For mini-cupcakes, bake 13 minutes.
For regular cupcakes, bake 15 minutes.
For smallish cakes, bake 18 minutes.

 Secrets to Awesomeness

 *Cooking the quinoa: approximately 3/4 cup dry quinoa will yield 2 cups cooked quinoa. I like to make a double batch: 1.5C quinoa and 3C water. Bring to boil, cover, and reduce heat to low so that it’s barely simmering at all, like for rice, for 35 minutes. Check towards the last 10 min to make sure it’s not getting crunchy on bottom, add a bit more water if bone dry but not too much.
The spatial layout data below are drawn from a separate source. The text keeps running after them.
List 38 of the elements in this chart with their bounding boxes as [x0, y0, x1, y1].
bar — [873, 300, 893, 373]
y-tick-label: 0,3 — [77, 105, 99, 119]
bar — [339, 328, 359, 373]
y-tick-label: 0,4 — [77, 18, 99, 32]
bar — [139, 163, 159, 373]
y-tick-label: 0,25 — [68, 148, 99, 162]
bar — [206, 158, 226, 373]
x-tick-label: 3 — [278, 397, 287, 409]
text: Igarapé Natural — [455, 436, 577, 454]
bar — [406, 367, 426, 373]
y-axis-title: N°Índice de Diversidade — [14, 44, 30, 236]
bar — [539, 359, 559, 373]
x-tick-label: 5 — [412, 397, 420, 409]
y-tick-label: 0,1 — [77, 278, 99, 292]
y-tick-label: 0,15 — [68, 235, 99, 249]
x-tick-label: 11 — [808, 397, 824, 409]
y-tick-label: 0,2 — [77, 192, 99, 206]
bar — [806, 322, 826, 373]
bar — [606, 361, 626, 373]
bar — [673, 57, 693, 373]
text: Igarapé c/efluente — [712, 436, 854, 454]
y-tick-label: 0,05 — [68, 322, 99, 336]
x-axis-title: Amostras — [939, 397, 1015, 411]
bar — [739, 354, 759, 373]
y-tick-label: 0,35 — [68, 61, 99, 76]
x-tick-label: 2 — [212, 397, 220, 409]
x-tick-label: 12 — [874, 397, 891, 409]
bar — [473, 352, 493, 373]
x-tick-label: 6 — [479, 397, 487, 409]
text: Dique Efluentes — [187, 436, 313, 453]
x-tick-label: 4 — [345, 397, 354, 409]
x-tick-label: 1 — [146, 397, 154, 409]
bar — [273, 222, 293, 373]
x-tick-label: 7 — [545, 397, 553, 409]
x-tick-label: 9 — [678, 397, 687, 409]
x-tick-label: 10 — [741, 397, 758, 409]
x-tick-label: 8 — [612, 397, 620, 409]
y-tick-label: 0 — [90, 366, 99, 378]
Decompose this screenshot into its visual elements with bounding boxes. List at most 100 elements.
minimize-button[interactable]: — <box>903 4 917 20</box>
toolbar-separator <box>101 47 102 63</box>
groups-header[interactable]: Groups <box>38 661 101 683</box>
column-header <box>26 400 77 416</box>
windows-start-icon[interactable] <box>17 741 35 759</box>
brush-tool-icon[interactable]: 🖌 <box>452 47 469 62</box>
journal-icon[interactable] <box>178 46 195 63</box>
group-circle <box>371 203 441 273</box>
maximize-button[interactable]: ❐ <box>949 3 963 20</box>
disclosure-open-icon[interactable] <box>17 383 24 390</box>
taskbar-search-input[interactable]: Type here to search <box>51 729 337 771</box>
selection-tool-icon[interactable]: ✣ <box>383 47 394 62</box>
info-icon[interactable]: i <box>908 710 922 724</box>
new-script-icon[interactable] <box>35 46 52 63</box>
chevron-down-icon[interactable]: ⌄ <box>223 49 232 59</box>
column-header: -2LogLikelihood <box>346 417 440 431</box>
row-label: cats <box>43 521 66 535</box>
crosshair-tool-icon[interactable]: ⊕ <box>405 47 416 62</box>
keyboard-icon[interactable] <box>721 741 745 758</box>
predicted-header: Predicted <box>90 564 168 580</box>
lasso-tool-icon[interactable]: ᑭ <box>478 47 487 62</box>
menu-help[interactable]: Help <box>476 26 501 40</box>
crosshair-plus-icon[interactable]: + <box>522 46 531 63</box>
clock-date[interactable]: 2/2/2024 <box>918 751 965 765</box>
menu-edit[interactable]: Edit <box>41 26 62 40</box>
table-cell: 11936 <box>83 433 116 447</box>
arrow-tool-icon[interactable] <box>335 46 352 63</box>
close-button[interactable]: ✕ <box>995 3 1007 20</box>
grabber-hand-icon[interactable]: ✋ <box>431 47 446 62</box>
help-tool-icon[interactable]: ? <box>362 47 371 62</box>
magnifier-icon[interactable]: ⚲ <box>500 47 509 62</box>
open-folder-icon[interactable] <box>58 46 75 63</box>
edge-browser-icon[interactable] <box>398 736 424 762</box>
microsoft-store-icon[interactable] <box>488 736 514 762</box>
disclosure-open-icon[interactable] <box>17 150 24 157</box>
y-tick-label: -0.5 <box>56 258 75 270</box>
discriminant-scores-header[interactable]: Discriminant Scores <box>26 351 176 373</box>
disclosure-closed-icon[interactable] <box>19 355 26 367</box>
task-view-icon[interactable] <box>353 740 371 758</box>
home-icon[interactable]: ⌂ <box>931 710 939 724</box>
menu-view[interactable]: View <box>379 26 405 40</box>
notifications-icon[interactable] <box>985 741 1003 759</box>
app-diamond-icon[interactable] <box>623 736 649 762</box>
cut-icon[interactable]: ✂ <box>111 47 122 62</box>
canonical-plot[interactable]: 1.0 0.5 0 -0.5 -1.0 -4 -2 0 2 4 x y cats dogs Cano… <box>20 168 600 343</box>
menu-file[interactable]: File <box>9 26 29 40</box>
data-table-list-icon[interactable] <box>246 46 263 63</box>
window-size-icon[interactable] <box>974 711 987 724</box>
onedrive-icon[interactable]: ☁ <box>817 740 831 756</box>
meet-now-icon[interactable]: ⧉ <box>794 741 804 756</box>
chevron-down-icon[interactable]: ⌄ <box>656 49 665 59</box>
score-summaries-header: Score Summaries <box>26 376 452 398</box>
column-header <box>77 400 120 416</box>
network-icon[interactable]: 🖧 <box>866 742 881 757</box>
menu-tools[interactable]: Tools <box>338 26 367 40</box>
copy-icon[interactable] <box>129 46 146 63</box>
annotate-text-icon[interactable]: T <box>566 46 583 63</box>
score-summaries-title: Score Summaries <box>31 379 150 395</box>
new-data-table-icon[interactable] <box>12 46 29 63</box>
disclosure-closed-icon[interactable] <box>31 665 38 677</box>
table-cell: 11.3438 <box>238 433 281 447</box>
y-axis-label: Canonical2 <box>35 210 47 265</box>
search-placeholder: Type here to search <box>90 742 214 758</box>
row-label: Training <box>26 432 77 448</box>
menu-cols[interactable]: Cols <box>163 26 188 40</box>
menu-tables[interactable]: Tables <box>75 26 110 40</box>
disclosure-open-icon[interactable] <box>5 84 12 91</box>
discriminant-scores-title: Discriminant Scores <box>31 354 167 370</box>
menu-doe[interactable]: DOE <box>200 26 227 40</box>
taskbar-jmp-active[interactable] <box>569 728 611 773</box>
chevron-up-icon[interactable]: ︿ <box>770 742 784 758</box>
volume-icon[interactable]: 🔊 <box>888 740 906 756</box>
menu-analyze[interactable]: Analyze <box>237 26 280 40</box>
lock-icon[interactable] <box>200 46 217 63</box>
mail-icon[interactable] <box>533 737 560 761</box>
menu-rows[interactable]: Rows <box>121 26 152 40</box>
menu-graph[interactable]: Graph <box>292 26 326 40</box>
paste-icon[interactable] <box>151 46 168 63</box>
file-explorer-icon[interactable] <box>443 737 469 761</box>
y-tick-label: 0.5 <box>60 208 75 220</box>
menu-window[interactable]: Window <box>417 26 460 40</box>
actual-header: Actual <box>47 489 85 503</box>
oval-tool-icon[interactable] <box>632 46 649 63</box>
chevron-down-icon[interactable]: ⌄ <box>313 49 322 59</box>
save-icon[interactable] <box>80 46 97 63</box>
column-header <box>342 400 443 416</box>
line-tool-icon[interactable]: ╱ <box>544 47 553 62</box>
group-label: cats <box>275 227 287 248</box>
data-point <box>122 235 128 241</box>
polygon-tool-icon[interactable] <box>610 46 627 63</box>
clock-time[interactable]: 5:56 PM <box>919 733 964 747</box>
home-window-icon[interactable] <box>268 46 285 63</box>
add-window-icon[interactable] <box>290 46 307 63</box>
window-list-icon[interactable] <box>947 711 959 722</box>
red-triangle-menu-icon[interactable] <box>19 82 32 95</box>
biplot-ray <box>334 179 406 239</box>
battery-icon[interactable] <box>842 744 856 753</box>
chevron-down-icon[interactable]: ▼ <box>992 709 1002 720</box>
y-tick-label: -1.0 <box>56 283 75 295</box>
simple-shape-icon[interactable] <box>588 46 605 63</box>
You want the quinoa fully soft, not at all crunchy, but dry at the end. Dry is important. Then measure out two cups of the cooked quinoa for the recipe and use the rest for a pilaf or something. I don’t know why but making a bigger batch helps it get drier and fluffier.

 **When extracting the quinoa mix from the blender, do not be tempted to add more liquid to make the task easier or to make the batter more like what you expect from a cake batter. It’s not. The batter is thick and uncooperative, you just have to show it who’s boss. Use a rubber spatula to remove from blender (watch out for blade!!) and use plenty of muscle when mixing into the dry ingredients. The batter should be very thick and you have to spread it in the cake pans rather than pour. It seems wrong but trust me it’s right! Oh She Glows also has a coconut milk-chocolate frosting to go with the cake. I cautiously recommend it…it’s heavenly when it turns out right and only has two ingredients (1 can coconut cream solids and 1 pkg (280g) semi-sweet or dark chocolate chips, melted then cooled) but the chances of it turning out right are actually pretty slim. The coconut milk has to be the exact right kind – it has to be chilled to 4 degrees, the solids must completely separate from the liquids, the chocolate must be melted but no longer warm, you must beat on med-high  and watch carefully for it to change, and the stars must align exactly right in order to achieve a fluffy yummy frosting rather than liquidy goop or worse. You may want a nice reliable buttercream. What, you say? You don’t know of a nice reliable chocolate buttercream icing recipe?? Guess what, it’s butter and cream and icing sugar. Ok a couple other things too.

 Nice Reliable Chocolate Buttercream Frosting: this one from Kitchen Magpie rocks. 

Add I confess. I lifted this pic from another blog , as it's uncannily similar to how this cake looks, and I don't have a pic myself yet. Kudos to Playing with Flour for a gorgeous cake.